In ogni modo, essa che non amava il vicerè (la ragione già
ci sarà stata), acconsentì al desiderio di Foscolo, girò intorno gli occhi,
chiamò il colonnello dei dragoni reali che già abbiam visto seco: Mettete gente
insieme, gli disse, e seguitiamo il vicerè.
E molti si misero al galoppo. Il colonnello stava ai fianchi
della contessa A...
Ed ora è certo che il lettore farà gli occhi attoniti, ad
onta di tutto quello che abbiam detto sul conto della A...; ma pur troppo le
faccende non eran nette con quel colonnello; Jacopo Ortis e all'Ombra dei
cipressi non furono rimedj abbastanza eroici per far la cura radicale di colei.
Essa in quel giorno sentì per il dragone, che aveva visto altre volte, una di
quelle accensioni di cui già parlammo; di quelle accensioni che le facevano
cacciar dietro le spalle ogni rispetto. Senza perder tempo, secondo il suo
costume, con quei suoi modi, dove la sfacciataggine (già non c'è altra parola)
si rendeva amabile per un garbo tutto suo proprio, aveva fatto la sua
dichiarazione al colonnello, il quale dal canto suo pare che abbia voluto tener
conto del proverbio che a caval donato non si guardi in bocca.
Raggiunsero il vicerè, che rimase sconcertato, e a tale che
a un certo punto dovette lasciar la contessa. Questa si mise con altre dame. La
A... era tanto infervorata del colonnello, che non si curò più della
raccomandazione di Foscolo. L'ora si fece tarda. Scavalcarono alla villa Litta
a Lainate. La contessa A... condusse le cose in modo da rimaner sola sotto un
androne col colonnello. Questo, tirato nel vortice, baciato, baciò; ma in
quella una scudisciata da cavallerizzo infierito fischiò e piombò sul tergo
afrodisiaco della contessa A... Era Foscolo, il quale avea visto, e che
accompagnò la scudisciata che fu il fulmine, con parole orride d'ingiurie che
furono la gragnuola.
Il colonnello guardò Foscolo, che lo guardava furibondo.
Vi fu un momento di silenzio.
Io sono il colonnello Baroggi.
Ed io sono Ugo Foscolo.
Allora a domani.
A domani.
Fu un parapiglia di un istante, nessuno vide. La A... entrò
nelle sale infuocata di erotismo insaziato, di vergogna e di rabbia.
Ma è possibile e probabile questo fatto che abbiamo narrato?

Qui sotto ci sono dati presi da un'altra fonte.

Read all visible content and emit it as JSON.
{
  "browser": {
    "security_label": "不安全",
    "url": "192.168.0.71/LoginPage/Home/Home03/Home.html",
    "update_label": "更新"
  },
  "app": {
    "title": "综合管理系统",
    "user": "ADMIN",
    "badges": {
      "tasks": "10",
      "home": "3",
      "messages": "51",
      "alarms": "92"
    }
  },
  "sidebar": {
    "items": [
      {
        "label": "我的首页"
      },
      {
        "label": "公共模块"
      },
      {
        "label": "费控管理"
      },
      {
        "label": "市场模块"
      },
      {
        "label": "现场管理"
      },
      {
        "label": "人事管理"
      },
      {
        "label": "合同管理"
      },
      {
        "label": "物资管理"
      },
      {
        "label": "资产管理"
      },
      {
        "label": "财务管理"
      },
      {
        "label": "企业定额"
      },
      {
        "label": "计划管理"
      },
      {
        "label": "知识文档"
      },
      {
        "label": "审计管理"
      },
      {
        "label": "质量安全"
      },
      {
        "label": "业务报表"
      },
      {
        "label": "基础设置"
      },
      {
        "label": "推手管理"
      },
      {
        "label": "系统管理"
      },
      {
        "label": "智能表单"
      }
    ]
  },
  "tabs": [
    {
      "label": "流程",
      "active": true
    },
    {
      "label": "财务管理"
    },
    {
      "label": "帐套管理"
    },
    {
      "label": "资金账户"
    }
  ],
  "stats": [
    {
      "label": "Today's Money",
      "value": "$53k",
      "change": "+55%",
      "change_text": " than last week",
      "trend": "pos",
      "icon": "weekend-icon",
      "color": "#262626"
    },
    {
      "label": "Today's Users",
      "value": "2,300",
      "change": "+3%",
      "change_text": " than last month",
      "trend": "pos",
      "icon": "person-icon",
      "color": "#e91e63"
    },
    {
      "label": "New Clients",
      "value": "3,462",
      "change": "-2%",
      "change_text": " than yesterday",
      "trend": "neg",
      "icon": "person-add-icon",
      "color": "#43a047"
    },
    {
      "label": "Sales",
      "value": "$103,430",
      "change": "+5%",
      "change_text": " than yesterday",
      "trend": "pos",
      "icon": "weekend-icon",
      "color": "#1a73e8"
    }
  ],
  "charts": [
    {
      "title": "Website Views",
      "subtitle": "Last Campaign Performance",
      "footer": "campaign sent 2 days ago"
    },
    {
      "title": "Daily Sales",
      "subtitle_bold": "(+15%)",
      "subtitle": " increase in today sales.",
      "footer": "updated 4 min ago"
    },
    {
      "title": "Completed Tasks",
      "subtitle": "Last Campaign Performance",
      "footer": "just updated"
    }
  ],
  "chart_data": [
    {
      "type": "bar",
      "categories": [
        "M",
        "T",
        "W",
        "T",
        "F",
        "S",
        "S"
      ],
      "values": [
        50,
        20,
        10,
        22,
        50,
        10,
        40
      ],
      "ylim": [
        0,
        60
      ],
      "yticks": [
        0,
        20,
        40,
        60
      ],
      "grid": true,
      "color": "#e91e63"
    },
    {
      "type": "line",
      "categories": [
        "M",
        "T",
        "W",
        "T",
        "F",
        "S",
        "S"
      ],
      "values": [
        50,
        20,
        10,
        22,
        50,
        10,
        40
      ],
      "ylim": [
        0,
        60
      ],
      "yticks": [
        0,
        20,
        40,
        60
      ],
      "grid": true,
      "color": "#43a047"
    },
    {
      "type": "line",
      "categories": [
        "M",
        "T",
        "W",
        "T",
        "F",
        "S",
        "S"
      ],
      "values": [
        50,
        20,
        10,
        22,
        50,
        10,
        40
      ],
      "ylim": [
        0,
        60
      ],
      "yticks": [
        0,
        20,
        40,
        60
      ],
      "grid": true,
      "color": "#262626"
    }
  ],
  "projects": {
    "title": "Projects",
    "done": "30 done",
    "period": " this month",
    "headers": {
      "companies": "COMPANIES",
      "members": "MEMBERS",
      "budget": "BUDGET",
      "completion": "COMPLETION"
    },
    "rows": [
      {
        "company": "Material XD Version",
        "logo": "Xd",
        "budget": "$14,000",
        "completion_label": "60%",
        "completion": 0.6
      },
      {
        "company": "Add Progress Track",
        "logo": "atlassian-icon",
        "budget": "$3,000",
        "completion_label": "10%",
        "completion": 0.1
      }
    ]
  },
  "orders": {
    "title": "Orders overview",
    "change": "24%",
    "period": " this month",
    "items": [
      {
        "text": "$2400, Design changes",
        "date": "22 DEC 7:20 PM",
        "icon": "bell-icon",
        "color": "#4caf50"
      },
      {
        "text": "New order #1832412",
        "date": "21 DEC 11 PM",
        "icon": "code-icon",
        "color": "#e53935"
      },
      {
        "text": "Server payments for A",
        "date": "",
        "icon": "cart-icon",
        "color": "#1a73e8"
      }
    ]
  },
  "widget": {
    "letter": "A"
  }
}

È codesta una questione inutile. Dal momento che un fatto è realmente avvenuto,
potrà essere strano, inverisimile, incredibile; tutto ciò che si vuole, ma non
cessare per questo d'essere avvenuto.
Foscolo, poeta sentimentale; Foscolo, cavaliere degno della
Tavola Rotonda; Foscolo che aveva tuonato nei caffè per difendere la rediviva
Aspasia, ha potuto percuoterla come una cavalla da maneggio? È un tormento a
pensarci, ma non c'è rimedio. Egli è certo che non fece bene; è certo che egli
doveva appagarsi di disprezzarla e di abbandonarla. È certo che anch'egli se ne
pentì e se ne vergognò nel punto stesso che vide contorcersi sotto il flagello
spietato le bianche spalle tanto care un minuto prima. Ma si può disfare e
rifare un verso; non distruggere una battitura. D'altra parte, volendo metterci
un istante ne' panni di Foscolo; volendo considerare che il suo temperamento
era tutto di materia incendiaria, non è possibile pretendere che all'inatteso
spettacolo dell'amante che bacia un dragone dovesse imitare quel professore di
diritto romano che si accontentò di mostrare al ganzo della moglie infedele che
cosa un marito offeso avrebbe potuto fare se si fosse attenuto al codice
Giustiniano.
Ma che Foscolo abbia avuto ragione o torto, è una questione
affatto secondaria. Le serie conseguenze furono che il segreto ch'esso per
generosità comunicò alla A... cessò di essere un segreto; che la contessa in
quel dì stesso lo comunicò alle altre sue amiche e alla Falchi e...
Vedremo in seguito quel che avverrà di questa istoria.